The Dilbys, like thousands of other business owners, realize how important IT has become in 2020. In a state of near-panic and with no prior research, the Dilbys bought 30 laptop computers on a Monday morning just after self-quarantine restrictions went into effect, hoping this would ensure their key employees could work effectively from home. But that snap decision also meant they had to take stop-gap measures to keep their IT system from overloading. Now they are finding that many of their employees are hesitant to return to the workplace, preferring instead to continue working from home. Furthermore, even when the pandemic lifts, it is obvious that the old days of the loyal employee coming to work even when sick are over. Even the slightest symptoms of a cold or flu will force employees to stay at home, but they may be able – if properly equipped – to still get their work done without jeopardizing the health of their co-workers. A thorough examination of the Dilbys’ IT system and requirements is essential to meet these challenges.
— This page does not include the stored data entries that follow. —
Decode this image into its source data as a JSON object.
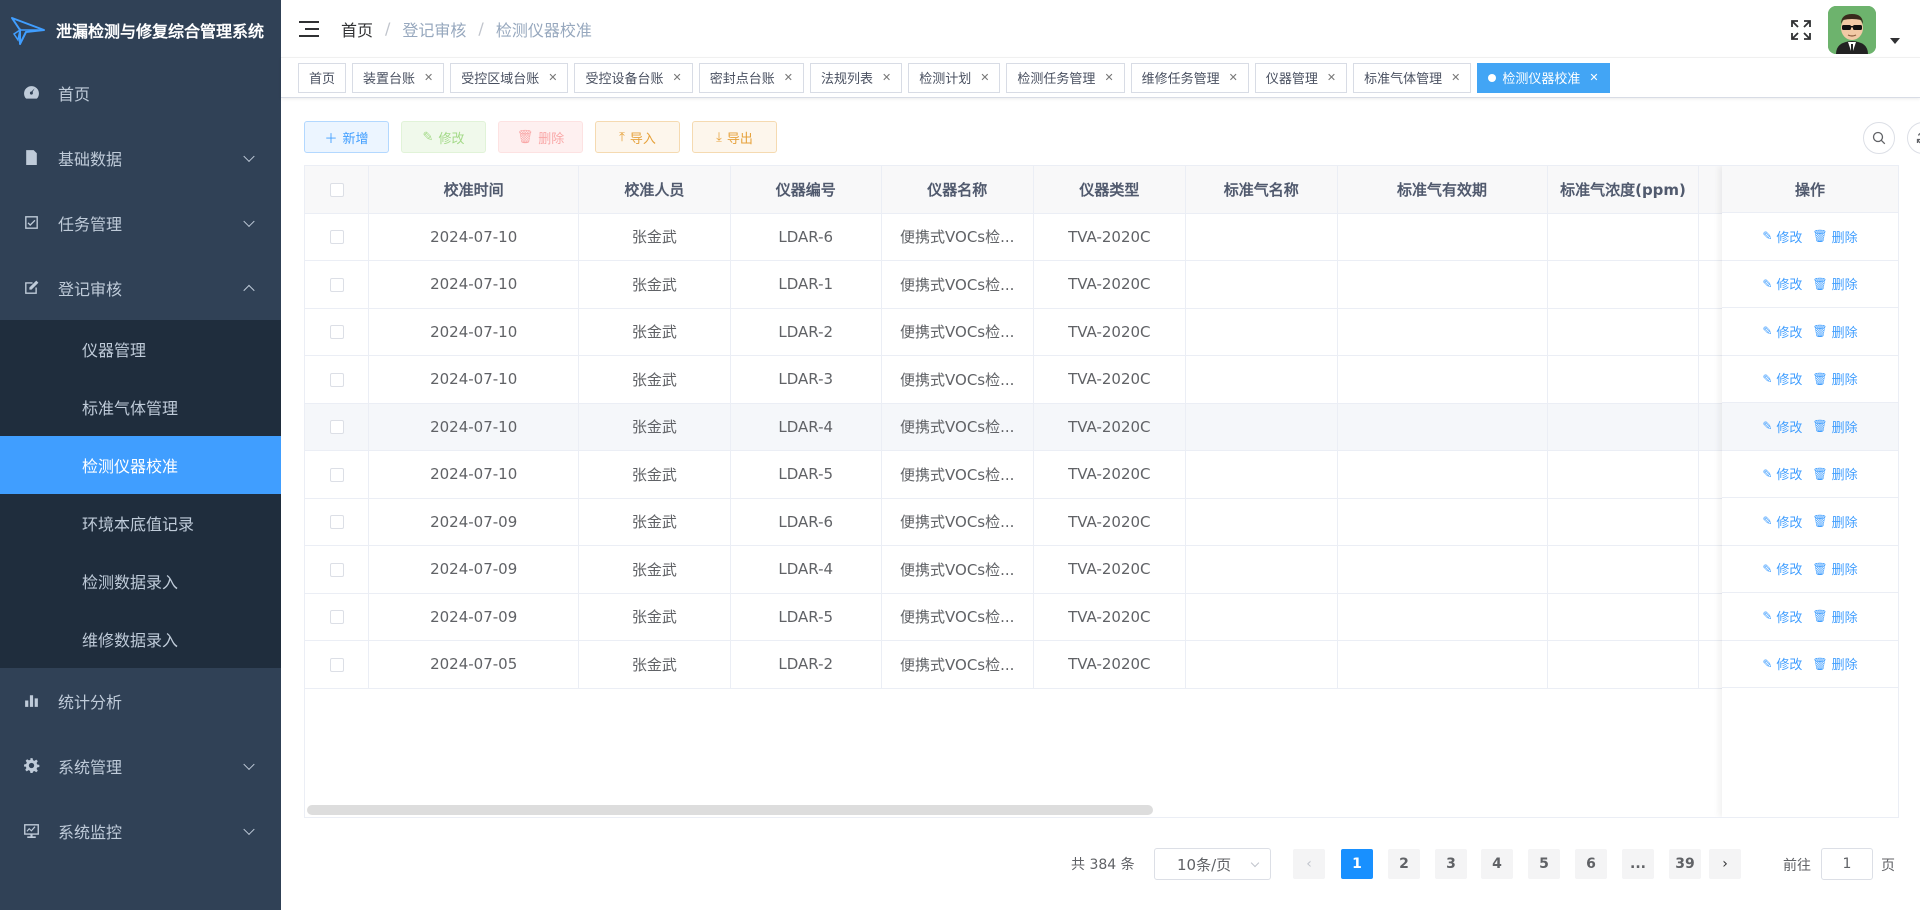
{
  "app": {
    "title": "泄漏检测与修复综合管理系统"
  },
  "sidebar": {
    "items": [
      {
        "label": "首页",
        "icon": "dashboard-icon"
      },
      {
        "label": "基础数据",
        "icon": "document-icon",
        "expandable": true
      },
      {
        "label": "任务管理",
        "icon": "checkbox-icon",
        "expandable": true
      },
      {
        "label": "登记审核",
        "icon": "edit-icon",
        "expandable": true,
        "expanded": true
      },
      {
        "label": "统计分析",
        "icon": "bar-chart-icon"
      },
      {
        "label": "系统管理",
        "icon": "gear-icon",
        "expandable": true
      },
      {
        "label": "系统监控",
        "icon": "monitor-icon",
        "expandable": true
      }
    ],
    "submenu": [
      "仪器管理",
      "标准气体管理",
      "检测仪器校准",
      "环境本底值记录",
      "检测数据录入",
      "维修数据录入"
    ],
    "active_sub": "检测仪器校准"
  },
  "breadcrumb": [
    "首页",
    "登记审核",
    "检测仪器校准"
  ],
  "tags": [
    {
      "label": "首页",
      "closable": false
    },
    {
      "label": "装置台账",
      "closable": true
    },
    {
      "label": "受控区域台账",
      "closable": true
    },
    {
      "label": "受控设备台账",
      "closable": true
    },
    {
      "label": "密封点台账",
      "closable": true
    },
    {
      "label": "法规列表",
      "closable": true
    },
    {
      "label": "检测计划",
      "closable": true
    },
    {
      "label": "检测任务管理",
      "closable": true
    },
    {
      "label": "维修任务管理",
      "closable": true
    },
    {
      "label": "仪器管理",
      "closable": true
    },
    {
      "label": "标准气体管理",
      "closable": true
    },
    {
      "label": "检测仪器校准",
      "closable": true,
      "active": true
    }
  ],
  "toolbar": {
    "add": "新增",
    "edit": "修改",
    "delete": "删除",
    "import": "导入",
    "export": "导出"
  },
  "table": {
    "columns": [
      "校准时间",
      "校准人员",
      "仪器编号",
      "仪器名称",
      "仪器类型",
      "标准气名称",
      "标准气有效期",
      "标准气浓度(ppm)",
      "操作"
    ],
    "rows": [
      {
        "time": "2024-07-10",
        "person": "张金武",
        "code": "LDAR-6",
        "name": "便携式VOCs检...",
        "type": "TVA-2020C"
      },
      {
        "time": "2024-07-10",
        "person": "张金武",
        "code": "LDAR-1",
        "name": "便携式VOCs检...",
        "type": "TVA-2020C"
      },
      {
        "time": "2024-07-10",
        "person": "张金武",
        "code": "LDAR-2",
        "name": "便携式VOCs检...",
        "type": "TVA-2020C"
      },
      {
        "time": "2024-07-10",
        "person": "张金武",
        "code": "LDAR-3",
        "name": "便携式VOCs检...",
        "type": "TVA-2020C"
      },
      {
        "time": "2024-07-10",
        "person": "张金武",
        "code": "LDAR-4",
        "name": "便携式VOCs检...",
        "type": "TVA-2020C"
      },
      {
        "time": "2024-07-10",
        "person": "张金武",
        "code": "LDAR-5",
        "name": "便携式VOCs检...",
        "type": "TVA-2020C"
      },
      {
        "time": "2024-07-09",
        "person": "张金武",
        "code": "LDAR-6",
        "name": "便携式VOCs检...",
        "type": "TVA-2020C"
      },
      {
        "time": "2024-07-09",
        "person": "张金武",
        "code": "LDAR-4",
        "name": "便携式VOCs检...",
        "type": "TVA-2020C"
      },
      {
        "time": "2024-07-09",
        "person": "张金武",
        "code": "LDAR-5",
        "name": "便携式VOCs检...",
        "type": "TVA-2020C"
      },
      {
        "time": "2024-07-05",
        "person": "张金武",
        "code": "LDAR-2",
        "name": "便携式VOCs检...",
        "type": "TVA-2020C"
      }
    ],
    "op_edit": "修改",
    "op_delete": "删除"
  },
  "pagination": {
    "total_text": "共 384 条",
    "page_size": "10条/页",
    "pages": [
      "1",
      "2",
      "3",
      "4",
      "5",
      "6",
      "...",
      "39"
    ],
    "current": "1",
    "goto_label": "前往",
    "goto_value": "1",
    "goto_suffix": "页"
  }
}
“The COVID-19 pandemic has forced many businesses to find better and different ways to succeed,” says Braaten. Today, the key to survival is the ability to adapt. With the aid of a thorough diagnosis, the Dilbys might find out how.
All names, characters, and incidents portrayed in this article are fictitious. No identification with actual persons (living or deceased), businesses, places, buildings, and products is intended or should be inferred.